After resetting the trap we went on to the third trap, which was setting about a mile farther north. It was necessary to cross two narrow ridges in order to reach the trap. Smoky was in a moody state of mind and lagged along behind, hunting partridges, killing two or three.

When we reached the top of the second ridge and the trap was in the hollow beyond, I heard some sort of a noise where the trap was setting, but I was unable to tell what it was. Smoky was behind somewhere on the line, but while I stood listening he came on in great haste. He had heard the same noise and was hurrying up to inquire what it was.

I told him that I was unable to tell just what it was, but was afraid that some dog had got caught in the trap as the sound came from the direction in which the trap was. Smoky said that it was a different noise than he had ever heard a dog make.

I told Smoky that I feared that it was some hound that was in the trap and was making the pitiful sort of a howl and that we must hurry on and get him out of the trap. When we were half way down the side of the hill, the noise ceased, but I could now see that the noise came from some distance farther down the run than where the trap had been set and I knew that no dog could move the trap and clog. We now went a little more quietly. I soon got sight of Bruin rolling and tumbling in a bunch of small birch saplings where the trap clog was fast, good and stout.

Smoky had not got his eye onto the bear yet, when I stopped and pointed in the direction of the bear and said, "Smoky, there is the gentleman that you have been so anxious to see." Smoky had not yet got his eye onto the bear and he said, "That's no darned dog that makes that noise. What is it? I don't see anything." "No, Smoky, it is no dog; neither is it a porky; it is a bear this time all right."

I pointed at the clump of yellow birches and said, "Don't you see him down in the gulch there?" When Smoky got his eye on the bear, you should have seen them sparkle. This was the first bear that Smoky had ever seen outside of captivity. When I told Smoky that we would go up close to the bear and he (Smoky) should shoot it, he again reached the gun to me and again insisted that I should shoot it, saying that he would surely miss it, the same as he declared in the case of the porcupine. I told Smoky that he had plenty of cartridges and that it would be some time before it would be too dark to see to shoot and that he must shoot the bear. It took a great deal of urging to get Smoky to shoot, he declaring all the time that he knew he would miss it.

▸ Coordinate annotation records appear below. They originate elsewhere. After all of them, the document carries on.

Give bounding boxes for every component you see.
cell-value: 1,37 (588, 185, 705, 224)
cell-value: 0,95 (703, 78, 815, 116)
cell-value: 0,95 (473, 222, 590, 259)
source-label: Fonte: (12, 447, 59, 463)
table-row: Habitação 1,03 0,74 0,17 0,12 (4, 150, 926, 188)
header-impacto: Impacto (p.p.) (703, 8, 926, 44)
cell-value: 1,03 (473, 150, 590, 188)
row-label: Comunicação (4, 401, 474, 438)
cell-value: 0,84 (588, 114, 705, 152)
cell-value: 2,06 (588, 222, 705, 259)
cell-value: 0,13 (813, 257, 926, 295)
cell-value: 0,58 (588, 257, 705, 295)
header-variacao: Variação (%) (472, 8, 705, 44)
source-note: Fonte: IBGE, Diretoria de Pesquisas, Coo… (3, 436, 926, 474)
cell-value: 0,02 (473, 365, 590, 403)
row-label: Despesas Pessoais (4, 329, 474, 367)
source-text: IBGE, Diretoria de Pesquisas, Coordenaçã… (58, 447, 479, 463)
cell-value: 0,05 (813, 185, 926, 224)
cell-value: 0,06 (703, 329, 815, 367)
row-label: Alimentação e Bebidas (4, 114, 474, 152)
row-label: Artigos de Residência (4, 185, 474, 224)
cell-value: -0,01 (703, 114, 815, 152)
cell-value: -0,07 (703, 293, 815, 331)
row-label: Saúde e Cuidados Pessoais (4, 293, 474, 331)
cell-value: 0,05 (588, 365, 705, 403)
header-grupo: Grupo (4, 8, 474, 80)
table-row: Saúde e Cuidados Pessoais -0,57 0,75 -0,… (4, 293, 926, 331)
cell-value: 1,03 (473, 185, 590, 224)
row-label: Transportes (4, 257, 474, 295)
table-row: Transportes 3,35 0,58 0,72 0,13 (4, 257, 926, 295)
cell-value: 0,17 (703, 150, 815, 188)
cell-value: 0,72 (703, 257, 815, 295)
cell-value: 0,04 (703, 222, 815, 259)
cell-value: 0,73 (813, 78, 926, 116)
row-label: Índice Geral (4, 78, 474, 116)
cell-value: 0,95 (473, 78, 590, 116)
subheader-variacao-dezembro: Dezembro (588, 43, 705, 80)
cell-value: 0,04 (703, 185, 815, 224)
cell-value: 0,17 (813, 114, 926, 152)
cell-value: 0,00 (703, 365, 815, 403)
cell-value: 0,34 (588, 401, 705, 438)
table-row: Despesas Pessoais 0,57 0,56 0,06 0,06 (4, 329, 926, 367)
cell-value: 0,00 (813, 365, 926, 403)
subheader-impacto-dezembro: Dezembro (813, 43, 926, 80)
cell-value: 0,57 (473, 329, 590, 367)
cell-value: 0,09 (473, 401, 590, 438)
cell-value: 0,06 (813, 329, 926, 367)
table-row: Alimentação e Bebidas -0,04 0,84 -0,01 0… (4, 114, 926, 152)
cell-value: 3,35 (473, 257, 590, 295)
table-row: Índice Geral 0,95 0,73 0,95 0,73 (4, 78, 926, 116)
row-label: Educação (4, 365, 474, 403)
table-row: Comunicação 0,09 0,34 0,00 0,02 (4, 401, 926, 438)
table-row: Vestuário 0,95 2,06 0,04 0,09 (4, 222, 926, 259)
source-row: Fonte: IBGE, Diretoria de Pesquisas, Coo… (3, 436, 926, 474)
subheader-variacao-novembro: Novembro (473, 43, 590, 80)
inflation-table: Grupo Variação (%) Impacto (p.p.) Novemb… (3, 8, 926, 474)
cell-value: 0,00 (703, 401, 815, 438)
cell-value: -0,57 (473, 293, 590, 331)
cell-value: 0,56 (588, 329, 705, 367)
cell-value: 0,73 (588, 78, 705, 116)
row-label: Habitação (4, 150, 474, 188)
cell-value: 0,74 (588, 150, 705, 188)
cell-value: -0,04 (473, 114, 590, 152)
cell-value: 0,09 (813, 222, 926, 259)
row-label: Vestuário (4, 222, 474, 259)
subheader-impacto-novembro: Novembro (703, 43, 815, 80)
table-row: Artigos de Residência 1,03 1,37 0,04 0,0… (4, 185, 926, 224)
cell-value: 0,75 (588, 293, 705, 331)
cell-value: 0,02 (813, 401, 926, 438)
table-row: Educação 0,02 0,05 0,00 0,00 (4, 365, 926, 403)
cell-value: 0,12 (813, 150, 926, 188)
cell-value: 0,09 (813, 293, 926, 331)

I said, "Smoky, you must not shoot at the bear but at the base of the bear's ear," which he finally did and Bruin was out of his trouble almost before the smoke from the rifle had cleared away.

The bear was a large one, measuring seven feet two inches from end to end. We were unable to get it out of the woods whole. Smoky insisted that he would carry it if it was as large as a mountain. He soon gave up that idea and we cut the carcass into pieces and took part to camp and returned the next day after the balance. That night after we got to camp with the bear we had for supper bear steak, partridge, rabbit and bacon with warm biscuits and honey, baked potatoes, butter and coffee, with the necessary trimmings, which caused Smoky to remark that the country was all right for a living, but thought that society was rather limited.

The day after we had brought in the remainder of the bear, we could see the smoke from the forest fires that were burning away to the southwest, loom up thick and black. It was plainly to be seen that the fire was steadily working in the direction of our camp and was getting in close proximity to where we had a bear trap setting. I was afraid that the fire would burn sufficiently hard to spoil the trap unless it was taken up, so Smoky said that if I would "mix the muligan" (get supper) that he would go and get the trap, which I readily consented to do, telling Smoky to bring the trap down to a small creek and put the trap in the water.